Приветливый сам довел машину до проходной, проехав ее, затормозил, крикнул: "Вася!" Из тьмы склубился Сумрачный, прижимая к груди аккумулятор. Тот, на котором достигли проходной, вынули, этот поставили. "Можете его держать, пока новый не купите!" – сказал Приветливый, и я благодарно пожал ему руку, но меня беспокоило: почему меняли аккумулятор на работающем двигателе? "Ха, – сказал Сумрачный, – да если б заглушили..." Но его перебил Приветливый, громко желающий нам счастливого пути.

Застряли через триста метров, едва успев выехать на шумную, широкую улицу. Завести вновь машину было невозможно, оттолкнуть к обочине – тоже. Нам с Петей помогали милиционер и человек десять прохожих, но машина не двигалась, колеса не вертелись. Крики "раз, два, взяли!", советы, подаваемые из толпы на тротуаре, гудки машин, свистки милиции – все слилось в моей голове в сплошной мучительный гул. Лишь с помощью тягача, вызванного милицией, удалось оттащить машину к обочине. Вернулись ночью на Петиных "Жигулях", а утром, когда я лежал с компрессом на голове, Петя ездил за "Волгой", брошенной там, на улице. Ее привезли на грузовике: у нее были так затянуты тормозные колодки, что их заклинило. Еще выяснилось, что пропал ручной тормоз (рычаг на месте, но "нутро" исчезло), аккумулятор мертв, радиатор течет... Петя порывался сообщить еще что-то, но прибежала жена: "Оставь его, ты что, не видишь, какой он?"

На этом рукопись профессора обрывается...

...Этот человек по складу своего характера вообще не должен был владеть автомобилем! Профессор доверчив как дитя. Ему говорят: "Через неделю", – он верит. Обещают все сделать за один день – опять верит. Видит чужие сиденья – поражен. Видит не свой руль – потрясен. Исчезновение аккумулятора воспринимает трагически, а один день, проведенный в цехе, доводит профессора до состояния невменяемости. Ну разве можно с такой нервной системой иметь дело с автомобилями?

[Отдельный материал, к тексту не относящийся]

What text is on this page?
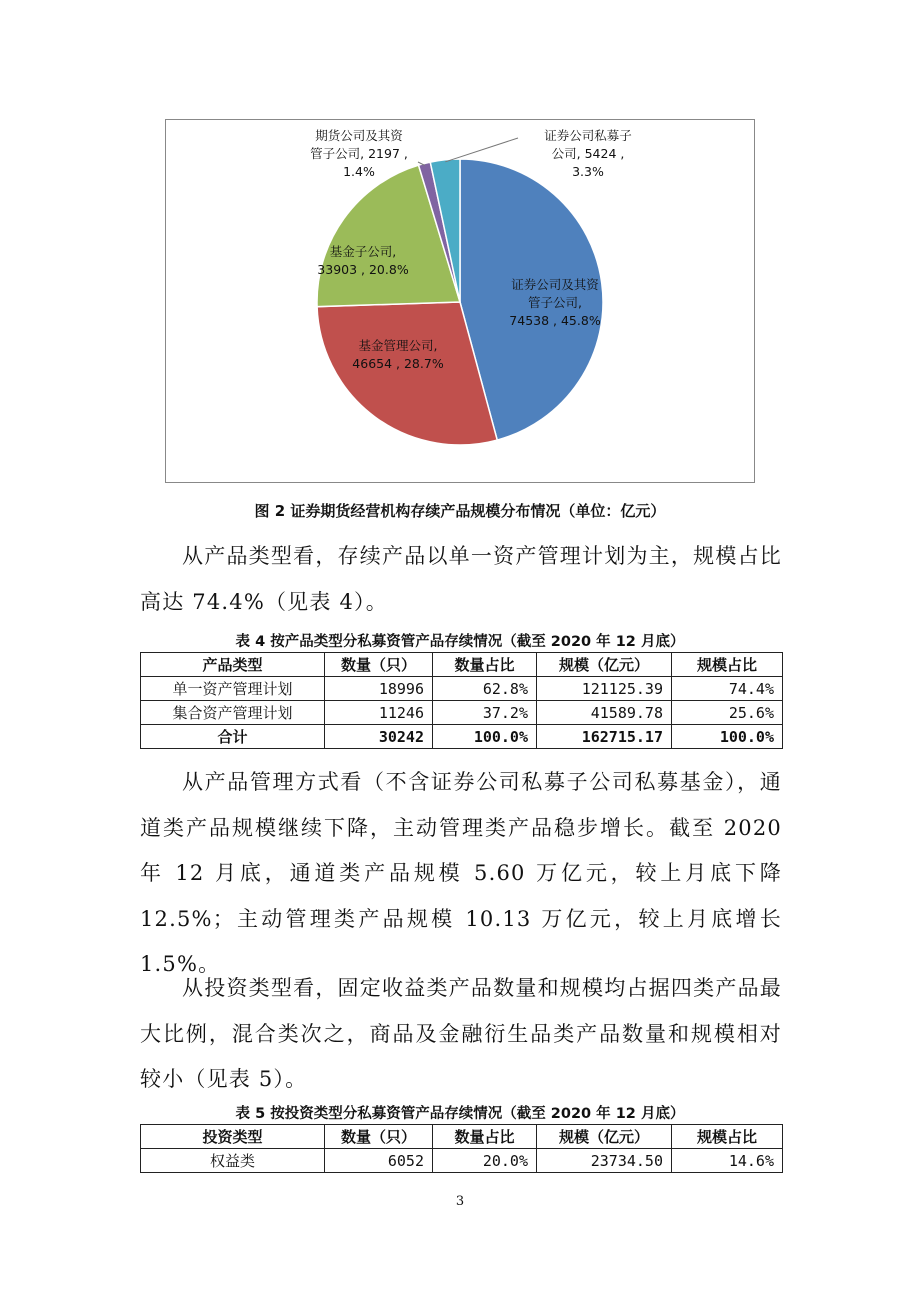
证券公司及其资管子公司, 74538 , 45.8%
基金管理公司, 46654 , 28.7%
基金子公司, 33903 , 20.8%
期货公司及其资管子公司, 2197 , 1.4%
证券公司私募子公司, 5424 , 3.3%
图 2 证券期货经营机构存续产品规模分布情况（单位：亿元）

从产品类型看，存续产品以单一资产管理计划为主，规模占比高达 74.4%（见表 4）。

表 4 按产品类型分私募资管产品存续情况（截至 2020 年 12 月底）
产品类型	数量（只）	数量占比	规模（亿元）	规模占比
单一资产管理计划	18996	62.8%	121125.39	74.4%
集合资产管理计划	11246	37.2%	41589.78	25.6%
合计	30242	100.0%	162715.17	100.0%

从产品管理方式看（不含证券公司私募子公司私募基金），通道类产品规模继续下降，主动管理类产品稳步增长。截至 2020 年 12 月底，通道类产品规模 5.60 万亿元，较上月底下降 12.5%；主动管理类产品规模 10.13 万亿元，较上月底增长 1.5%。

从投资类型看，固定收益类产品数量和规模均占据四类产品最大比例，混合类次之，商品及金融衍生品类产品数量和规模相对较小（见表 5）。

表 5 按投资类型分私募资管产品存续情况（截至 2020 年 12 月底）
投资类型	数量（只）	数量占比	规模（亿元）	规模占比
权益类	6052	20.0%	23734.50	14.6%
3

Чем, скажите, виновата кассирша? Метель, из окна дует, женщина забыла надеть вязаную кофту и видит: бегает этот растяпа профессор, а у него шурин, а у шурина – машина, так почему же не воспользоваться?

Или история с номером кузова... Русским языком сказано: нельзя писать этот номер в техпаспорте! Нельзя – и все! Нормальный автолюбитель промолчит и спрашивать ни о чем не будет. А профессору надо знать: почему да отчего? Просто глупо.

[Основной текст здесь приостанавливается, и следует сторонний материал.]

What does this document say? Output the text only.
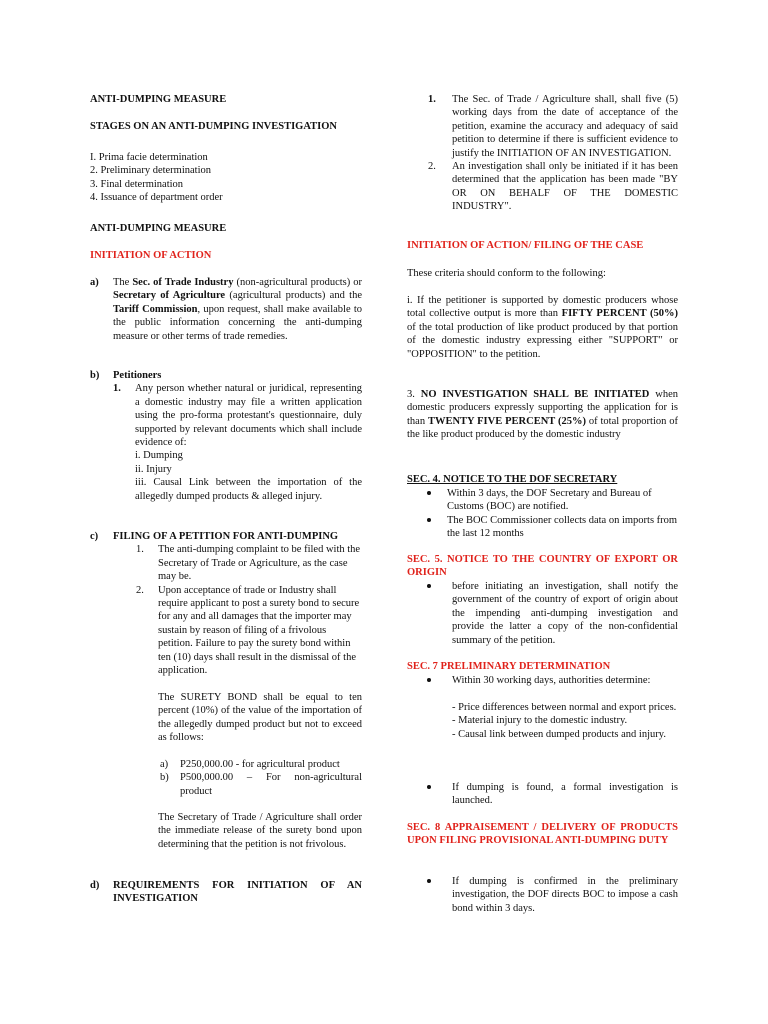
ANTI-DUMPING MEASURE
STAGES ON AN ANTI-DUMPING INVESTIGATION
I. Prima facie determination
2. Preliminary determination
3. Final determination
4. Issuance of department order
ANTI-DUMPING MEASURE
INITIATION OF ACTION
a) The Sec. of Trade Industry (non-agricultural products) or Secretary of Agriculture (agricultural products) and the Tariff Commission, upon request, shall make available to the public information concerning the anti-dumping measure or other terms of trade remedies.

b) Petitioners
1. Any person whether natural or juridical, representing a domestic industry may file a written application using the pro-forma protestant's questionnaire, duly supported by relevant documents which shall include evidence of:

i. Dumping
ii. Injury

iii. Causal Link between the importation of the allegedly dumped products & alleged injury.

c) FILING OF A PETITION FOR ANTI-DUMPING
1. The anti-dumping complaint to be filed with the Secretary of Trade or Agriculture, as the case may be.

2. Upon acceptance of trade or Industry shall require applicant to post a surety bond to secure for any and all damages that the importer may sustain by reason of filing of a frivolous petition. Failure to pay the surety bond within ten (10) days shall result in the dismissal of the application.

The SURETY BOND shall be equal to ten percent (10%) of the value of the importation of the allegedly dumped product but not to exceed as follows:

a) P250,000.00 - for agricultural product

b) P500,000.00 – For non-agricultural product

The Secretary of Trade / Agriculture shall order the immediate release of the surety bond upon determining that the petition is not frivolous.

d) REQUIREMENTS FOR INITIATION OF AN INVESTIGATION

1. The Sec. of Trade / Agriculture shall, shall five (5) working days from the date of acceptance of the petition, examine the accuracy and adequacy of said petition to determine if there is sufficient evidence to justify the INITIATION OF AN INVESTIGATION.

2. An investigation shall only be initiated if it has been determined that the application has been made "BY OR ON BEHALF OF THE DOMESTIC INDUSTRY".

INITIATION OF ACTION/ FILING OF THE CASE
These criteria should conform to the following:

i. If the petitioner is supported by domestic producers whose total collective output is more than FIFTY PERCENT (50%) of the total production of like product produced by that portion of the domestic industry expressing either "SUPPORT" or "OPPOSITION" to the petition.

3. NO INVESTIGATION SHALL BE INITIATED when domestic producers expressly supporting the application for is than TWENTY FIVE PERCENT (25%) of total proportion of the like product produced by the domestic industry

SEC. 4. NOTICE TO THE DOF SECRETARY

Within 3 days, the DOF Secretary and Bureau of Customs (BOC) are notified.

The BOC Commissioner collects data on imports from the last 12 months

SEC. 5. NOTICE TO THE COUNTRY OF EXPORT OR ORIGIN

before initiating an investigation, shall notify the government of the country of export of origin about the impending anti-dumping investigation and provide the latter a copy of the non-confidential summary of the petition.

SEC. 7 PRELIMINARY DETERMINATION

Within 30 working days, authorities determine:

- Price differences between normal and export prices.

- Material injury to the domestic industry.

- Causal link between dumped products and injury.

If dumping is found, a formal investigation is launched.

SEC. 8 APPRAISEMENT / DELIVERY OF PRODUCTS UPON FILING PROVISIONAL ANTI-DUMPING DUTY

If dumping is confirmed in the preliminary investigation, the DOF directs BOC to impose a cash bond within 3 days.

Одному моему знакомому надо было выкрасить свою машину. Три месяца он добивался, чтобы какая-нибудь из СТО его приняла. Добивался не жалуясь, не ноя. Знакомый мой понимал: машин у населения все больше, а станций обслуживания если и становится больше, то далеко не в нужной пропорции, а значит, их все меньше... Понимая это, знакомый мой не требовал, а просил, даже умолял. Доумолялся. Машину взяли. Держали два месяца. Но выкрасили. Хочет мой знакомый на ней ехать, смотрит – нет аккумулятора. Съездил на такси за новым, приехал, смотрит – нет подфарников. Купил подфарники, вернулся, хочет ехать – еще чего-то нет. И так далее. Обиделся он? Нисколько. Говорил с улыбкой: "Мне еще повезло. У других хуже бывало!"

И бывало! Некий Иван Иванович (знакомый моих знакомых), получая машину из ремонта, недосчитался двух колес: переднего левого и заднего правого. Спросил: где они? Ответили, что их и не было, что он так и приехал. Спорил Иван Иванович? Возмущался? Кричал? Ничуть не бывало. Достал другие колеса, заплатил за них, поехал домой, застрял на полдороге: что-то в машине недоделали... Кошмарных снов после этого Иван Иванович не видел, с компрессом на голове не лежал. Весел, здоров, хохочет, играет в преферанс и даже, я слышала, жениться собирается... Вот только таким выносливым людям и есть смысл иметь дело с автомобилями.